Need a hint for an expected value problem

Question

You are allowed to write positive integers from 1 to 100 on 100 cards, you the show the 100 cards to a friend who will pick a number. You then shuffle the deck and flip off the top card. If the top card was the number your friend selected you pay him that number. Assuming your friend picks the number to maximize his expected value what numbers do you place on each of the 100 cards to minimize his expected value

My strategy was to start from the highest number we can place in the deck and go down. For example we can't place a hundred in the deck because this would give an expected value of 1 if the friend picked 100, but this isn't giving me much progress. Any suggestions are appreciated

Answer 1

Assuming there are $k$ copies of a card with value $n$ in the deck, the expected value of picking that card is $\frac{kn}{100}$.

Suppose there is some optimal expected value $v$. Then we know that $\frac{kn}{100} \leq v$. But we can rearrange that to $k \leq \frac{100v}{n}$.

So if we assume $v = \frac12$ we find that for $n = 1$ we can use up to $k = 50$ cards. And continuing we find that we use $50, 25, 16, 9$ cards of respectively $1, 2, 3, 4$ by choosing the highest value of $k$ possible for each $n$, and this reaches $100$ cards.

If we assume $v$ small enough we won't be able to reach $100$ cards because the limits on $k$ become too tight. So there must be some smallest $v$ that's feasible.

Does this help? Spoiler for $v$:

$v$ = 0.28 is optimal.

Answer 2

HINT

If you write down all the numbers $1$ through $100$, then your friend will of course pick $100$ and has an expected payoff of $1$.

Can you do better? Sure, don't include $100$ ... but that means you have to have some number twice. No problem, just have two $1$'s ... your friend has twice the chance of winning when picking $1$, but since the payout is so low, that gives an expected payoff of $0.02$, and so your friend is far better off picking $99$ ... which has an expected payoff of $0.99$. Of course, even better would be to have three $1$'s and have $98$ be the highest ... but if you go all the way and get just $100$ $1$'s, then your friend will pick $1$, and is certain to win $1$. So, I think you now see where this is going: Try to strike a balance between avoiding using high numbers, and how many multiples of the low numbers you are using.

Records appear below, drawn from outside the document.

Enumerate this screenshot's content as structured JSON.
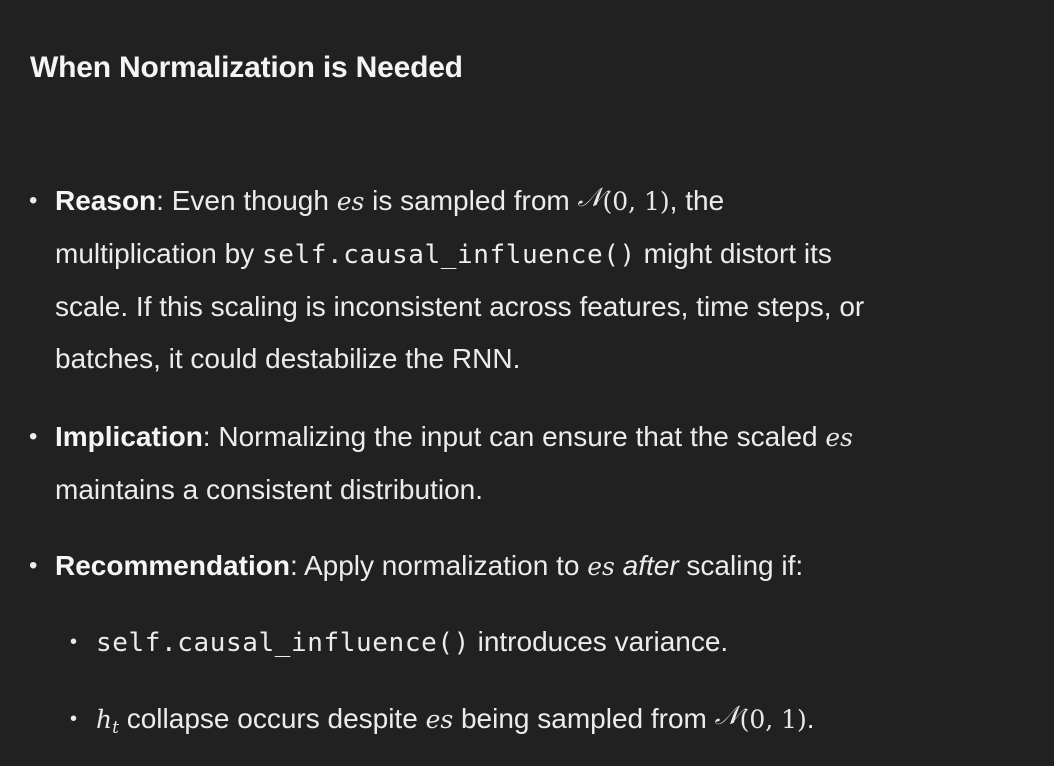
{
  "heading": "When Normalization is Needed",
  "items": [
    {
      "label": "Reason",
      "text_1": ": Even though ",
      "math_1": "es",
      "text_2": " is sampled from ",
      "math_dist": "𝒩",
      "math_dist_args": "(0, 1)",
      "text_3": ", the",
      "text_4": "multiplication by ",
      "code_1": "self.causal_influence()",
      "text_5": " might distort its",
      "text_6": "scale. If this scaling is inconsistent across features, time steps, or",
      "text_7": "batches, it could destabilize the RNN."
    },
    {
      "label": "Implication",
      "text_1": ": Normalizing the input can ensure that the scaled ",
      "math_1": "es",
      "text_2": "maintains a consistent distribution."
    },
    {
      "label": "Recommendation",
      "text_1": ": Apply normalization to ",
      "math_1": "es",
      "emph": "after",
      "text_2": " scaling if:"
    }
  ],
  "subitems": [
    {
      "code_1": "self.causal_influence()",
      "text_1": " introduces variance."
    },
    {
      "math_h": "h",
      "math_t": "t",
      "text_1": " collapse occurs despite ",
      "math_1": "es",
      "text_2": " being sampled from ",
      "math_dist": "𝒩",
      "math_dist_args": "(0, 1)",
      "text_3": "."
    }
  ],
  "bullet_glyph": "•"
}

In fact, here is what you need to do: have a whole bunch of $1$'s ... and a good bunch of $2$'s, a decent amount of $3$'s, etc. Where of course you try to make the expected payoff roughly the same for each number.

Answer 3

First, you must have at least one $1$ in your deck, because if you didn’t, you could subtract $1$ from each card to get a deck that has lower expected values for each possible value. In a similar fashion, you should be able to convince yourself that you must use the first $k$ integers, for some $k\leq 100$.

Now, notice that if your friend picks the number $\ell$ and there are $c_{\ell}$instances of $\ell$ in the deck, the expected value is $(c_\ell/100)\ell$. so if there are $c_1$ $1$’s, $c_2$ $2$’s, all the way up to $c_k$ $k$’s, you essentially want to make sure that $(c_i/100)i$ is about the same for any $i$.

Thus informally we want $c_1\approx 2c_2\approx...\approx kc_k$. If $c_1+c_2+\dots+c_k=100$, can you figure out good choices for the $c_i$’s?